Fortunately for the listeners, the Borromeo Quartet performed on two other pieces: Elgar's Introduction and Allegro for Strings and Beethoven's Grosse Fugue, Op. 133. The quartet members worked with such a singularity of purpose that it often seemed a moot point to differentiate one voice from another.

In Introduction and Allegro, the solo violin lines melted seamlessly into the swell of the full orchestra, and the brief viola solo early in the piece was memorable long after it ended. The orchestra powered through massive unisons and danced through intricate counterpoints. Its only technical flaw was occasionally playing too delicately, resulting in momentary losses of color.

The Grosse Fugue is Beethoven at his most intense, a piece that vividly captures his fabled madness. It is simultaneously charming and strange, with aggressive pizzicatos, sweet melodies and breakneck changes of direction. Through combined efforts, however, the musicians made the Fugue more than a barrage of ornaments and effects. The quartet answered Beethoven's technical assault with a solo section of startling purity, almost emotionless in its beauty. The orchestra stumbled a few times under the sheer multitude of relentless dotted rhythms but recaptured its composure quickly, proving a worthy match for the challenging work.

The program was rounded out with Respighi's Ancient Airs and Dances: Suite No. 1 and Russell Nagy's Cynosure -- A Fantasia for the Arts.

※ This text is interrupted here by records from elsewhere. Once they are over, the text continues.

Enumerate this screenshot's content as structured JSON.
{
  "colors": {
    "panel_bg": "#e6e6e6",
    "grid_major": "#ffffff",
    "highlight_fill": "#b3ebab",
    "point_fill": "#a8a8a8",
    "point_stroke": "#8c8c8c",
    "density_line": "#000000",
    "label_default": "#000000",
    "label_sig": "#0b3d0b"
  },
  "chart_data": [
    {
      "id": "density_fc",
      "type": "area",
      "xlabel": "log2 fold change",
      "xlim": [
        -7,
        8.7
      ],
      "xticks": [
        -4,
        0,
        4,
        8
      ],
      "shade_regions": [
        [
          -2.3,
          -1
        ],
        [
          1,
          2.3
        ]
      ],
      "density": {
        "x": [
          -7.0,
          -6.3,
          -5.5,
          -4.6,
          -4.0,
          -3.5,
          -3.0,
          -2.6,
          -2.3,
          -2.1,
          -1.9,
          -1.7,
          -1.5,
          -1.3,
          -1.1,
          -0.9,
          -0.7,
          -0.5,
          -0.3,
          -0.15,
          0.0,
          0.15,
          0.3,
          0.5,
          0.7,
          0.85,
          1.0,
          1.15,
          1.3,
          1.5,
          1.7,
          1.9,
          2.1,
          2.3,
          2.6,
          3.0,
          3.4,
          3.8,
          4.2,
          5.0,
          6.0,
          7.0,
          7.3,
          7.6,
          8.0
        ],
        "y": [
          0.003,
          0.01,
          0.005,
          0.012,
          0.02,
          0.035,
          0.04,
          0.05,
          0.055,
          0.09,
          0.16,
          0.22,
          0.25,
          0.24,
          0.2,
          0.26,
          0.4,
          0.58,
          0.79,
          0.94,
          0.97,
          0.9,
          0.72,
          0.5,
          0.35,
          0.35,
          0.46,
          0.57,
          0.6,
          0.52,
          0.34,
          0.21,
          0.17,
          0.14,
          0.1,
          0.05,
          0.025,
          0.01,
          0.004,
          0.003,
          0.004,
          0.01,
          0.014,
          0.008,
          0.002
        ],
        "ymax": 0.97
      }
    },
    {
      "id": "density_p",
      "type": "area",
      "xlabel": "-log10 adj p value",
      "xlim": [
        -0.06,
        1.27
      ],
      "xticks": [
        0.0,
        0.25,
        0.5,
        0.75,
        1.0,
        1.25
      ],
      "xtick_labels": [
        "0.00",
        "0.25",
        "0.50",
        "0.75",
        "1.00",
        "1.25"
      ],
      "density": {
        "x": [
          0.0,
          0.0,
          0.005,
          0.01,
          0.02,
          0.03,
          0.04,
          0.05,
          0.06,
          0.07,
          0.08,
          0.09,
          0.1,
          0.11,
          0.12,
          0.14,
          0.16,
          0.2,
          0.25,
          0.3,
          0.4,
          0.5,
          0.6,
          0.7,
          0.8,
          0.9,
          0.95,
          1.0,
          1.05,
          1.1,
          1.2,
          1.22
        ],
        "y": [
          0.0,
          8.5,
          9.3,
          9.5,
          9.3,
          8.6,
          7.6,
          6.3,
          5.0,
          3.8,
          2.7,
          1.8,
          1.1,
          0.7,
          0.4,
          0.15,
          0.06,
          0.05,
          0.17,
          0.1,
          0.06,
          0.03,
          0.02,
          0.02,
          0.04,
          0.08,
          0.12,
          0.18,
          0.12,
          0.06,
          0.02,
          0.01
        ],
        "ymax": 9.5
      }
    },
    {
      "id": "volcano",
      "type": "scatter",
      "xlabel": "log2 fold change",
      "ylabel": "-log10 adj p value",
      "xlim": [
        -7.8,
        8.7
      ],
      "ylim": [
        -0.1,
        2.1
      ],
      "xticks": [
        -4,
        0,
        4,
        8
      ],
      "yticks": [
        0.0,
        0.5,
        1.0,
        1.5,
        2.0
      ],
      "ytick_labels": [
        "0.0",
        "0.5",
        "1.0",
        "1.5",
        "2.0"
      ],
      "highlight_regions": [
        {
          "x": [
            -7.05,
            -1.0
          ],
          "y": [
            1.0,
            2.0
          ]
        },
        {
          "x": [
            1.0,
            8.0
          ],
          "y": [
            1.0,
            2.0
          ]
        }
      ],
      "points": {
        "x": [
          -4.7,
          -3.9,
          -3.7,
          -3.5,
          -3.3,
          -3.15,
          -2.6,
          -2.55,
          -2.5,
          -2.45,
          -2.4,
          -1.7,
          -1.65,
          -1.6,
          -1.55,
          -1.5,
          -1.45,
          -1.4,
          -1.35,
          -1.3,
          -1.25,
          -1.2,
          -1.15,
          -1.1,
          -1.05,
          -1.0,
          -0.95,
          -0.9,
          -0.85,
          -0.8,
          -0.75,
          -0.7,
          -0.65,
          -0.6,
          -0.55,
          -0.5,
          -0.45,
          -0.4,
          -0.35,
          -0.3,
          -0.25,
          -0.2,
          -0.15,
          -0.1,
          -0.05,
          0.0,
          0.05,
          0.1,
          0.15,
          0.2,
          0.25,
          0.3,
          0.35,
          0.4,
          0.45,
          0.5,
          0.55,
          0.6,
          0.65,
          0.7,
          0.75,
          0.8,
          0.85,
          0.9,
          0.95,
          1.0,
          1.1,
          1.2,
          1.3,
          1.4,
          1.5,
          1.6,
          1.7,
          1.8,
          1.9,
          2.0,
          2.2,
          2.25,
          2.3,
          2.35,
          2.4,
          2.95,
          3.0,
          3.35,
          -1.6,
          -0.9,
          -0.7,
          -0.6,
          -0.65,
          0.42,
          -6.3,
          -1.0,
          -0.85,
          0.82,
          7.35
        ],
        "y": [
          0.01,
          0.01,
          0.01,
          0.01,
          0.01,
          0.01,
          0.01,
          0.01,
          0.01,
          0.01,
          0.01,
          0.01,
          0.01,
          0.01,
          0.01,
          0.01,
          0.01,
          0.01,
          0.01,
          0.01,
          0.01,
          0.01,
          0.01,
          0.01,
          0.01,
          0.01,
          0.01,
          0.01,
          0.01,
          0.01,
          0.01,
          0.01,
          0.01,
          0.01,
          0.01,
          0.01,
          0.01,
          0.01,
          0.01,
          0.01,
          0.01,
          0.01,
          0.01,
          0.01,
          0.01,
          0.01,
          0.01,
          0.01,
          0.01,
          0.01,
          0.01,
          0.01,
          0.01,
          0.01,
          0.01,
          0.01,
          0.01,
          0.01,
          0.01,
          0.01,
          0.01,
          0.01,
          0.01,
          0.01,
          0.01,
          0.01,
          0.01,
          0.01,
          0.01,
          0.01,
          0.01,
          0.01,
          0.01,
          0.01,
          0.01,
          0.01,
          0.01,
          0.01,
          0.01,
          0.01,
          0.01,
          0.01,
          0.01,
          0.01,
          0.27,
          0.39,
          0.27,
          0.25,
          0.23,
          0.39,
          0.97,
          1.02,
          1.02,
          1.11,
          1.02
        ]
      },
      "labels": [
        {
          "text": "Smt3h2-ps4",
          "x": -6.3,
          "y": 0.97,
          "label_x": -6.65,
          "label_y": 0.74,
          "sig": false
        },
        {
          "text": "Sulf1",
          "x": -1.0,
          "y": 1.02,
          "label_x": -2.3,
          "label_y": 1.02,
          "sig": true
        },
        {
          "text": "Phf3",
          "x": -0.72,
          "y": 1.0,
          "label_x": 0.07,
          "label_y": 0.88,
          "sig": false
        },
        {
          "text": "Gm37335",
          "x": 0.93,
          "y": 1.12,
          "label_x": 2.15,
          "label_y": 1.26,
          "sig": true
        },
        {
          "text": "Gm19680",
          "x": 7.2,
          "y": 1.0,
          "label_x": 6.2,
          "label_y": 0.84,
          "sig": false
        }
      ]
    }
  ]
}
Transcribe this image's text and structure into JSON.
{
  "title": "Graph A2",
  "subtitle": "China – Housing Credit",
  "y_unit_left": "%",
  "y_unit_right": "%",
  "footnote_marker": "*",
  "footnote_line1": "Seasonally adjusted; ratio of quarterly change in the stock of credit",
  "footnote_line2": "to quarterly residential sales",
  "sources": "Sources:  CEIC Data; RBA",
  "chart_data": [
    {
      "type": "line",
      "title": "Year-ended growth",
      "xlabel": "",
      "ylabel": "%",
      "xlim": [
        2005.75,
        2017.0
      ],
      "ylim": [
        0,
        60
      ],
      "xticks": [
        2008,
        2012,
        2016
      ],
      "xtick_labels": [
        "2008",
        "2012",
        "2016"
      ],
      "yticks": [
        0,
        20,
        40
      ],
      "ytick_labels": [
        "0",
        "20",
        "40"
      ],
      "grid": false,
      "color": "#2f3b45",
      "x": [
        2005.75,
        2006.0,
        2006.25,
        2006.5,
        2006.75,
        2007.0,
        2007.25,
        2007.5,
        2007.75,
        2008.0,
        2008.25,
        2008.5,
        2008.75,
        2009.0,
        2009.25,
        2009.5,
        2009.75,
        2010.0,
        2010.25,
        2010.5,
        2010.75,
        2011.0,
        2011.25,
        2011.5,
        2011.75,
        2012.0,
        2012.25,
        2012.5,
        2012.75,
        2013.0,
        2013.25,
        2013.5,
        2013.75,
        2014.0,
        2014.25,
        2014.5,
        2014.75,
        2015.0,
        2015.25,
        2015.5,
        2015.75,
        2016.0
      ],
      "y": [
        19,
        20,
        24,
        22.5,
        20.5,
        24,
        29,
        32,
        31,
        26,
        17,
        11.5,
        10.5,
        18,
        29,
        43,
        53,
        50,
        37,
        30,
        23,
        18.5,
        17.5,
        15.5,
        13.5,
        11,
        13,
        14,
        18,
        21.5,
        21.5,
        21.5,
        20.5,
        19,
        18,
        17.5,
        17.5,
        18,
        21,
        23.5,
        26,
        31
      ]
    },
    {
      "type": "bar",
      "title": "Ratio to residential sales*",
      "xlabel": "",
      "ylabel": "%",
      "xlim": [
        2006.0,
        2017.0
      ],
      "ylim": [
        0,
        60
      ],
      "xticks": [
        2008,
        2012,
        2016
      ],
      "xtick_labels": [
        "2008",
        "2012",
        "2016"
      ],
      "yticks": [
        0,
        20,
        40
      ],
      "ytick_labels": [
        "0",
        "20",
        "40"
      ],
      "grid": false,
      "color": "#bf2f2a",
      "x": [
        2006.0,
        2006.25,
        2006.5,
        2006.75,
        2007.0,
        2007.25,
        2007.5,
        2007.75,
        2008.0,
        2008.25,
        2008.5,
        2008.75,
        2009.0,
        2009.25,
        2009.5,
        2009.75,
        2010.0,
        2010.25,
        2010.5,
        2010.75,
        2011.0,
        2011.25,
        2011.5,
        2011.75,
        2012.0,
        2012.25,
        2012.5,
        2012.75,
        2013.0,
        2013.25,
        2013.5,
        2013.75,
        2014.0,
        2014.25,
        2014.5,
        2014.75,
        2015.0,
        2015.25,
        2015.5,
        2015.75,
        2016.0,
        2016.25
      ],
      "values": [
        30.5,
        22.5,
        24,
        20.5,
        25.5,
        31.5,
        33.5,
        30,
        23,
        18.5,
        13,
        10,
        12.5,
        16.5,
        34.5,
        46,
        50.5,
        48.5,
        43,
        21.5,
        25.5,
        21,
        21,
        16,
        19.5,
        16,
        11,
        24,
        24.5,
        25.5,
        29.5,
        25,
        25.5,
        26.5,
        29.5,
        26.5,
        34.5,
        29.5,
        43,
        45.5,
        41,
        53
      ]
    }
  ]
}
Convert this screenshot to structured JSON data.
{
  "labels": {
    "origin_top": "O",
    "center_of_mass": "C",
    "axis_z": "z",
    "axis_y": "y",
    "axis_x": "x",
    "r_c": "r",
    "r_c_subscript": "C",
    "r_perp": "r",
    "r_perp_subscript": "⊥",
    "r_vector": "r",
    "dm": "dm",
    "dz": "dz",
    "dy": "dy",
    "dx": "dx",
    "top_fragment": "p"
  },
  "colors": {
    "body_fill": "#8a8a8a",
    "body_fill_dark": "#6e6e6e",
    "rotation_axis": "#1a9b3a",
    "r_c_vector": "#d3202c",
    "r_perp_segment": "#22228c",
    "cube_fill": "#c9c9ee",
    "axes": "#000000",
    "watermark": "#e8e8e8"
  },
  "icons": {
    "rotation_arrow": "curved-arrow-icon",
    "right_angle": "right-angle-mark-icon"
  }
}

Cynosure was commissioned and performed by the Hilliard Davidson High School Chamber Orchestra, as part of ProMusica's education program. The students played with a good sense of ensemble and few errors, but the paean to arts advocacy (with serious echoes of Aaron Copland and John Williams) provided little in the way of artistic challenge. Its rich but bland expansiveness also failed to captivate the audience, as evidenced by many distracted patrons who believed their whispering to be inaudible.

Ancient Airs and Dances was a refreshing -- if slightly incongruous -- end to the program. After a concert filled with many faces of the avant-garde, a work based on early Baroque lute music was both a relief and an anomaly. ProMusica allowed the straightforward melodies to exist in their own right, not forcing them to fit the rest of the evening's program.

Perhaps, as Auerbach says, sounds do mean more than words. ProMusica and its guest artists could hardly have expressed their repertoire more successfully.